Philip witnessed to the embodied Suffering Servant love of God that Isaiah spoke of. He told the Ethiopian enough about God’s love in Christ that the Ethiopian threw all caution to the wind and asked if he might also be baptized.
How can you claim to love a God you haven’t seen if you don’t love a sister or brother you have seen? That should be carved over every church office, over the entrance (or exit) to every Christian worship space. This is the love Philip embodies, a love that ignores inconvenience in order to be present, a love that overcomes innate prejudice and fear, a love that teaches and shapes a heart to see all people as God sees them.
And today Jesus gives us tremendous news, how we’ll be able to love like this.
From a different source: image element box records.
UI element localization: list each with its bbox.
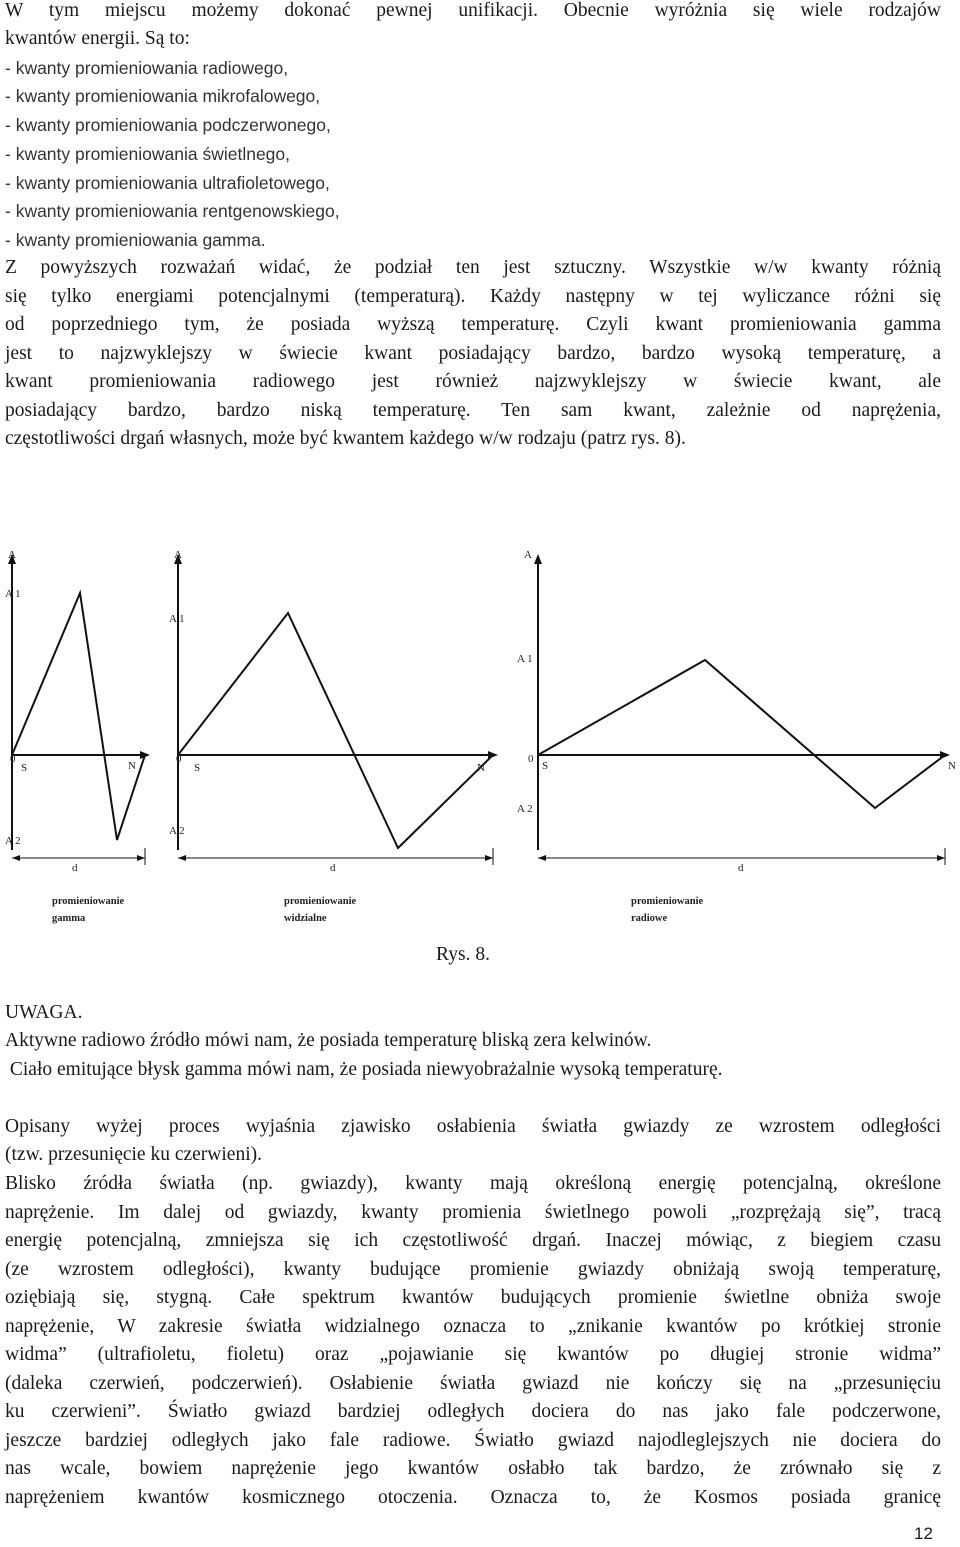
list-item: - kwanty promieniowania podczerwonego,: [5, 115, 331, 135]
paragraph-line: (tzw. przesunięcie ku czerwieni).: [5, 1144, 262, 1165]
panel-caption: gamma: [52, 913, 86, 924]
paragraph-line: Blisko źródła światła (np. gwiazdy), kwanty mają określoną energię potencjalną, określone: [5, 1173, 941, 1194]
paragraph-line: Opisany wyżej proces wyjaśnia zjawisko osłabienia światła gwiazdy ze wzrostem odległości: [5, 1116, 941, 1137]
list-item: - kwanty promieniowania radiowego,: [5, 58, 289, 78]
paragraph-line: (ze wzrostem odległości), kwanty budujące promienie gwiazdy obniżają swoją temperaturę,: [5, 1259, 941, 1280]
paragraph-line: naprężenie, W zakresie światła widzialnego oznacza to „znikanie kwantów po krótkiej stronie: [5, 1316, 941, 1337]
label-A2: A 2: [5, 835, 21, 847]
paragraph-line: posiadający bardzo, bardzo niską temperaturę. Ten sam kwant, zależnie od naprężenia,: [5, 400, 941, 421]
paragraph-line: kwant promieniowania radiowego jest również najzwyklejszy w świecie kwant, ale: [5, 371, 941, 392]
note-line: Ciało emitujące błysk gamma mówi nam, że posiada niewyobrażalnie wysoką temperaturę.: [5, 1059, 723, 1080]
paragraph-line: się tylko energiami potencjalnymi (temperaturą). Każdy następny w tej wyliczance różni się: [5, 286, 941, 307]
label-N: N: [948, 760, 956, 772]
intro-line: kwantów energii. Są to:: [5, 28, 190, 49]
label-zero: 0: [10, 753, 16, 765]
label-A2: A 2: [517, 803, 533, 815]
label-d: d: [738, 862, 744, 874]
label-S: S: [194, 762, 201, 774]
label-N: N: [128, 760, 136, 772]
wave-line: [178, 613, 493, 848]
list-item: - kwanty promieniowania świetlnego,: [5, 144, 290, 164]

This repeated commandment to love could overwhelm us. Love your enemies, pray for them. Give to whoever asks. Turn the other cheek. Be a peacemaker. Welcome back all who stray. Be willing to lose everything to love another. These are daunting. We’re well aware of the command; we care deeply about obeying it. But how can we ever love as God loves?
Stay connected to me, Jesus says. I’m the vine, you’re the branches; you’re part of me. My love runs in you like sap, and you will, you will bear fruit. Abide in my word, Jesus says. Live with the Scriptures, engage them, and I will guide you. Take and eat, take and drink, and I will fill you with my life and my love. Be in servant community with each other, and I will surround you with people who literally embrace you with my love. And watch for this: I will send you the Holy Spirit.
Apart from me, Christ says, you can do nothing. But connected to me, there is no limit to the love you will bear.
As we deepen in faith and in connection with Christ the True Vine, we will be transformed into God’s embodied love. You need to be ready for that. Ready to be open to Christ changing your mind, or saying you’re on the wrong path. Ready for your prejudice and certainty of ideas to be broken apart. Ready to hear the Spirit nudge you to love. Ready when the Spirit says, “There’s the one I need you to meet, go.” Or “here’s the situation you can make a difference in, go.”
But the joy of living in the Vine is you are connected permanently to the life and love of God that heals and loves the universe. The Spirit will make you able to do anything needed. And that’s a path of joy and delight.
Come, Spirit, join us to the vine, fill us with the sap of God’s love, nourish our lives to embody this love always.